Farming, forestry and fisheries generate around a fifth of the world’s emissions, according to The State of Food and Agriculture 2016, and agriculture must both contribute to combating climate change and brace for its impacts.
“There is no doubt climate change affects food security,” said FAO Director-General Jose Graziano da Silva.
“What climate change does is to bring back uncertainties from the time we were all hunter gatherers. We cannot assure any more that we will have the harvest we planted.”
Nutritional content
The theme for this year’s World Food Day – which commemorates the founding of the FAO in 1945 and is marked around the world by many agencies concerned with food security, including the World Food Programme and the International Fund for Agricultural Development – is: Climate is changing.
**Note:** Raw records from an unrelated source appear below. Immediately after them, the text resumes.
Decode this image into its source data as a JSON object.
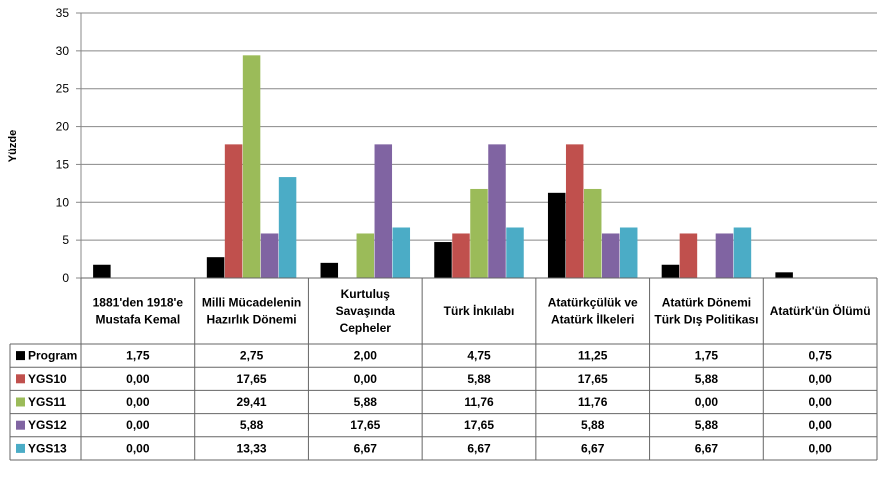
{
  "chart_data": {
    "type": "bar",
    "ylabel": "Yüzde",
    "ylim": [
      0,
      35
    ],
    "yticks": [
      0,
      5,
      10,
      15,
      20,
      25,
      30,
      35
    ],
    "grid": true,
    "legend": "data table, left",
    "categories": [
      [
        "1881'den 1918'e",
        "Mustafa Kemal"
      ],
      [
        "Milli Mücadelenin",
        "Hazırlık Dönemi"
      ],
      [
        "Kurtuluş",
        "Savaşında",
        "Cepheler"
      ],
      [
        "Türk İnkılabı"
      ],
      [
        "Atatürkçülük ve",
        "Atatürk İlkeleri"
      ],
      [
        "Atatürk Dönemi",
        "Türk Dış Politikası"
      ],
      [
        "Atatürk'ün Ölümü"
      ]
    ],
    "series": [
      {
        "name": "Program",
        "color": "#000000",
        "values": [
          1.75,
          2.75,
          2.0,
          4.75,
          11.25,
          1.75,
          0.75
        ],
        "labels": [
          "1,75",
          "2,75",
          "2,00",
          "4,75",
          "11,25",
          "1,75",
          "0,75"
        ]
      },
      {
        "name": "YGS10",
        "color": "#C0504D",
        "values": [
          0.0,
          17.65,
          0.0,
          5.88,
          17.65,
          5.88,
          0.0
        ],
        "labels": [
          "0,00",
          "17,65",
          "0,00",
          "5,88",
          "17,65",
          "5,88",
          "0,00"
        ]
      },
      {
        "name": "YGS11",
        "color": "#9BBB59",
        "values": [
          0.0,
          29.41,
          5.88,
          11.76,
          11.76,
          0.0,
          0.0
        ],
        "labels": [
          "0,00",
          "29,41",
          "5,88",
          "11,76",
          "11,76",
          "0,00",
          "0,00"
        ]
      },
      {
        "name": "YGS12",
        "color": "#8064A2",
        "values": [
          0.0,
          5.88,
          17.65,
          17.65,
          5.88,
          5.88,
          0.0
        ],
        "labels": [
          "0,00",
          "5,88",
          "17,65",
          "17,65",
          "5,88",
          "5,88",
          "0,00"
        ]
      },
      {
        "name": "YGS13",
        "color": "#4BACC6",
        "values": [
          0.0,
          13.33,
          6.67,
          6.67,
          6.67,
          6.67,
          0.0
        ],
        "labels": [
          "0,00",
          "13,33",
          "6,67",
          "6,67",
          "6,67",
          "6,67",
          "0,00"
        ]
      }
    ]
  }
}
Food and agriculture must too.
The FAO is warning that business as usual “could put millions more people at risk of hunger compared to a future without climate change,” a press release announcing the report said – mostly in sub-Saharan Africa and South and South-East Asia.
Climate change may lead to a loss of nutritional content of some foods – such as zinc, iron and protein in cereals – and trigger health issues for both people and animals.
The FAO report emphasizes that transforming agriculture will depend on supporting around half a billion smallholder families in the world who produce food in “greatly varying agro-ecological and socio-economic conditions”.
Climate-smart farm practices would boost both productivity and farm incomes.
‘We cannot assure any more that
we will have the harvest we planted’
The World Bank, meanwhile, has explained the importance of World Food Day by emphasizing the need for “greater awareness that the challenge doesn’t end with producing more food for a growing population.”
In an interview posted last week, Juergen Voegele, its Senior Director, Agriculture, said that with “climate change and dwindling natural resources, sustainability of the food system is [also] important.
“That’s why the World Bank promotes climate-smart agriculture, which aims to secure a triple-win of increased productivity, greater resilience and a lower environmental footprint.”
In the village of Ghatere, on the Solomon Island of Kolombangara, Pepilyn Silas and her neighbours are adapting to changed farming conditions linked to climate change, introducing new horticultural methods such as the basket gardens or cultivating on higher or more remote ground to avoid the encroaching sea.